Still waiting to get back the analog photos I took during my Rajasthan travel – it’s been 85 days that I returned (yeah, I am a lazy bum) – I ftp’d the ones I took with my iPhone. They’re surprisingly good.
[Rajasthan Photo Gallery]

In short, I flew in to Jaipur, the pink city. Apparently, the Rajasthanis are peculiarly aware of the fucked-up beauty of the city. Whilst glowing and gleaming in the sunset, Jaipur seems like a remainder of the old heritage of the Rajput Kingdoms convulsing with the industrial charms of modern India during the day and crackling New York themed burning barrels at night. Oh yes, and it smells like crap all the time but that’s true for most parts of the sub-continent.

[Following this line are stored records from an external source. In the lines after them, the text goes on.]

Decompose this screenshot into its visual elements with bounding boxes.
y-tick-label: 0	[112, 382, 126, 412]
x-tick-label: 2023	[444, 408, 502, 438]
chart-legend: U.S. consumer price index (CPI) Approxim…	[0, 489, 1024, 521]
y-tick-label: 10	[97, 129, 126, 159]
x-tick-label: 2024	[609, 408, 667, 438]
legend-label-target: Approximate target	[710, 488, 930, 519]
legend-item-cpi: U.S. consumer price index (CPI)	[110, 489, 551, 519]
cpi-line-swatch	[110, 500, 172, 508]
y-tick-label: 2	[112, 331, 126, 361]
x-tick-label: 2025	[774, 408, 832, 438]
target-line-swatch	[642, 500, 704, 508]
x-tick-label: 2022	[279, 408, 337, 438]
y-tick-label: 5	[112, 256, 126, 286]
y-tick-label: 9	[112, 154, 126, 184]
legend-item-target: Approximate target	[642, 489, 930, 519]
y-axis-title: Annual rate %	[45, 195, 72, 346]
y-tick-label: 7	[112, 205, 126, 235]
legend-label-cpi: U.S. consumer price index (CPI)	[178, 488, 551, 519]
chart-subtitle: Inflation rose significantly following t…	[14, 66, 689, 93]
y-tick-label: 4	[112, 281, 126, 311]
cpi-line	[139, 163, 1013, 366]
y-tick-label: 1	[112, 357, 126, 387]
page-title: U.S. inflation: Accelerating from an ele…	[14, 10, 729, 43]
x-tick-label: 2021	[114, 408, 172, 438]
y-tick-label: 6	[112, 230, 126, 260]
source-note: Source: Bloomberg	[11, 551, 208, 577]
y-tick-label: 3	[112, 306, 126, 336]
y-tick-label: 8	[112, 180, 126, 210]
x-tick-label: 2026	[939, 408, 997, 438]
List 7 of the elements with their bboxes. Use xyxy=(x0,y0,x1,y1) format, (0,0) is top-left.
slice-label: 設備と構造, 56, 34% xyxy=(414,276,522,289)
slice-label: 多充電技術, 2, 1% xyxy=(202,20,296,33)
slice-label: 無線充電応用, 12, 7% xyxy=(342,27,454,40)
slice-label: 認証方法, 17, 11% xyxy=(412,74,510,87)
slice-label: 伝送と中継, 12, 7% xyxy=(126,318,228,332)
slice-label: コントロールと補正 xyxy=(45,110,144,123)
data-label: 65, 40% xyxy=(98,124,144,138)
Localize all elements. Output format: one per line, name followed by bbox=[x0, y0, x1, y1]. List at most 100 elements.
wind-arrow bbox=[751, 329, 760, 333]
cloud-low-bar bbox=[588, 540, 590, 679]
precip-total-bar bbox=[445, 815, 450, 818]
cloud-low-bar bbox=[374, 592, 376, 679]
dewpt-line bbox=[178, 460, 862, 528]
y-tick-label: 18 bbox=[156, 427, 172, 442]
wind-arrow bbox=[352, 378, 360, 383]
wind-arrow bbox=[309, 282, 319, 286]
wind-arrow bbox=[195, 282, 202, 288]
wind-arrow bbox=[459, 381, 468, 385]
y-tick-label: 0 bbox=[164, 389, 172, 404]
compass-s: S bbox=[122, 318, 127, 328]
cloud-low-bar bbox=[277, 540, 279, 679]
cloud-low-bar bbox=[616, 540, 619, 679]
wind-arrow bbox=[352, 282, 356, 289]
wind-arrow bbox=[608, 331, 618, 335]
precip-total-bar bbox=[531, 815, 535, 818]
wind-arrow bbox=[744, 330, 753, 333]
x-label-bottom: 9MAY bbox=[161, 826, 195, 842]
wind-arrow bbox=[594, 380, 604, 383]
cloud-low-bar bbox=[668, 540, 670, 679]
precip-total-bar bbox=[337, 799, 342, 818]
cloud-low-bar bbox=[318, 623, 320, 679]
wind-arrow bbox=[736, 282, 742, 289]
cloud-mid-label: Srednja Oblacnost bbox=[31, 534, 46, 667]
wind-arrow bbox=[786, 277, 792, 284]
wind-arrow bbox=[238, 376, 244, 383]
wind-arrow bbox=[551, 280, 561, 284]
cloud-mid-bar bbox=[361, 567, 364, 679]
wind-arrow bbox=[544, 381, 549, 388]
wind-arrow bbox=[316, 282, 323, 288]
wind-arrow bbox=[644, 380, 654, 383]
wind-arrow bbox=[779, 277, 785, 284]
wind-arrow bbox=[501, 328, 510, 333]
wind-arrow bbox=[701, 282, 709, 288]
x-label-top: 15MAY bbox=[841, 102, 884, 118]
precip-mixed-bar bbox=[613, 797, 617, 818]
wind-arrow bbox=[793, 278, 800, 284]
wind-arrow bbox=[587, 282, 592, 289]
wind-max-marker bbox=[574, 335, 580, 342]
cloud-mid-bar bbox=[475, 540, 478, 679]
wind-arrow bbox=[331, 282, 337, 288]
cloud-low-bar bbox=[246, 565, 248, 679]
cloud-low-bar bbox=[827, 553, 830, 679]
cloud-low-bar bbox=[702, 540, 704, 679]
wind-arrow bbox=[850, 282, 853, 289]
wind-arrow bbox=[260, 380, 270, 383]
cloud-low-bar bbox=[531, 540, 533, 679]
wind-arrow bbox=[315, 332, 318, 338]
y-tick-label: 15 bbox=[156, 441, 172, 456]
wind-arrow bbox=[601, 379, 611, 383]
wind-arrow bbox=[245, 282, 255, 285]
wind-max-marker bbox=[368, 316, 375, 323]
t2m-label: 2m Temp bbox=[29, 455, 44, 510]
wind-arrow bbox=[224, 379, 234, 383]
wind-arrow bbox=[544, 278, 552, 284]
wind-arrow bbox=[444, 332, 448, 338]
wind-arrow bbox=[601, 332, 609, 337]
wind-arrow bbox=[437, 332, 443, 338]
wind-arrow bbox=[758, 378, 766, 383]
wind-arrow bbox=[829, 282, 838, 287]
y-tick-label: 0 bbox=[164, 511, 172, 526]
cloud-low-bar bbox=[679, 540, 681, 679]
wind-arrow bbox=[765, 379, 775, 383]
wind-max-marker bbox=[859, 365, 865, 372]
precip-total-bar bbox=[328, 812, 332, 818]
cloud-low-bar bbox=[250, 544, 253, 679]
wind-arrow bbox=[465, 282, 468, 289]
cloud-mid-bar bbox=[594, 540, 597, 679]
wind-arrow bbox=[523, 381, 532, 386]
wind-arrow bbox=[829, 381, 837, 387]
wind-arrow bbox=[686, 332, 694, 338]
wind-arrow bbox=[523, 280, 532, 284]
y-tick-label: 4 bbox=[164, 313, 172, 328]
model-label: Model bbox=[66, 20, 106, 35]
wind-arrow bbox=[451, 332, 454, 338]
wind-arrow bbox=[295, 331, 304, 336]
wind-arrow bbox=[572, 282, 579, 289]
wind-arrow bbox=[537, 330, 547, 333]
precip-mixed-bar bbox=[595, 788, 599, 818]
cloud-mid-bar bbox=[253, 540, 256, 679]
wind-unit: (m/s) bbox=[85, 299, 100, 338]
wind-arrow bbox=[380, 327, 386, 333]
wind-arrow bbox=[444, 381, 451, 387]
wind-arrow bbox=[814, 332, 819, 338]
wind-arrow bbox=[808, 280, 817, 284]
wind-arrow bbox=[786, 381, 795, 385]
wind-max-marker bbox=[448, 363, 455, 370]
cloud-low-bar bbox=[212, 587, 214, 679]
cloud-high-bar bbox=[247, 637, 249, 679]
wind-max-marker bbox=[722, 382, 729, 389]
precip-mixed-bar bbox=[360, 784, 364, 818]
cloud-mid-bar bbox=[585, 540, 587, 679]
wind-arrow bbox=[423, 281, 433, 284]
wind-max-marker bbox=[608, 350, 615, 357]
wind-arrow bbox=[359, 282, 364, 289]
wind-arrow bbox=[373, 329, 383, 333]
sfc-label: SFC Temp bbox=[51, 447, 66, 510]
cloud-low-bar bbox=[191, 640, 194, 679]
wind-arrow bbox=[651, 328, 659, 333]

The night train to Udaipur captured me for about twelve hours in nausea and disgust. Or let me put it like this: I did not use the toilet once! The arctic temperatures could appease me as much as the munching, staring, gawking Indian men in our cabin. As it seems Indians live in total disregard of other people’s contentment and complete absence of embarrassment and reverence. Udaipur, in contrast to this former experience, offered a rare beauty. Sticking out of the middle of the desert, the White City looks like most places in India. Like crap if watched from inside the traffic and the milling crowds but as if it was forged out of ivory from one of the many rooftop restaurants. I arrived in the morning and decided to start the day with a healthy breakfast in an upper middle-class hotel overlooking Lake Pichola. Later, I took a tourist rickshaw to some of the sights, a boot tour across the lake and decided to end the day, and sadly my journey, at the same restaurant with Lake Palace in front. I needed to maintain my buzz until the next night train whilst not ingesting too much fluids. It was a fine line between beer and cocktails. The city itself, it seemed, serves only one purpose: To rip off tourists like a cheap hooker in Phnom Phen. Obviously, I couldn’t contain myself and bought some useless junk and a scarf – which later should have become ruined in an accident involving too much alcohol.

In the end I was very grateful having had the opportunity to visit one of the strangest and contradictoriest places on earth. And, off course, that I wasn’t born here.